Mon métier, c’est le partage

Numéro 41 – Mars 2014

Je suis tombé dedans quand j’étais petit ! Mes oncles, mes cousins, toute la famille chantait et connaissait des centaines de rengaines. Il y était question de bergers, de soldats, de princesses et de servantes. Certaines, coquines, que je ne comprenais pas vraiment, faisaient rougir les tantes et ma mère. J’ai compris que la chanson pouvait être un roman, un film, un tableau.

Plus tard mon frère m’a fait connaître Brassens, puis Brel et Ferrat. Constatant que les chansons que j’entendais à la radio ne parlaient jamais des gens de chez nous, de mes voisins, je me suis mis à écrire vers les vingt ans. Chanter l’ouvrier d’usine, les copains des virées montagnardes, mon père, ou les filles qu’on embrassait sur les sentiers, c’était donner à ces gens un surplus d’existence, les draper de dignité. Cette certitude ne m’a pas quitté.

Le compagnonnage avec Gilles Vigneault, m’a conforté dans cette idée que l’on pouvait, partant du particulier de Natasquan ou de Ste-Croix, atteindre à l’universel.

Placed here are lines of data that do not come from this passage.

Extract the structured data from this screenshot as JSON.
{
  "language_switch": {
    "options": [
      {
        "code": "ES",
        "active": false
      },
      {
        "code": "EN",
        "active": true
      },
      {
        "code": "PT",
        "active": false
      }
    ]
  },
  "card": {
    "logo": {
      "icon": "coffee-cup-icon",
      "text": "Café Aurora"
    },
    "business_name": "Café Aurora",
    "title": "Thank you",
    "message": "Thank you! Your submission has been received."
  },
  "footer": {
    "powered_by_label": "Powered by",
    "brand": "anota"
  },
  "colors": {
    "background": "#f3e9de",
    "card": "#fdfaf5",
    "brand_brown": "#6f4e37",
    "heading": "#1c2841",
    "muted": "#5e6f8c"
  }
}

Au fil des années, des voyages et des rencontres, mes sources d’inspiration se sont diversifiées. Ma motivation première n’a pas changé : je veux parler des gens et des paysages que j’ai connus, je veux créer des liens entre ce que j’ai vu et ceux qui viennent m’écouter.

Nikos Kazantzaki disait : « Vivre, pour l’arbre, c’est prendre de la boue et en pétrir des fleurs ». C’est ce que je tente de faire depuis plus de quarante ans.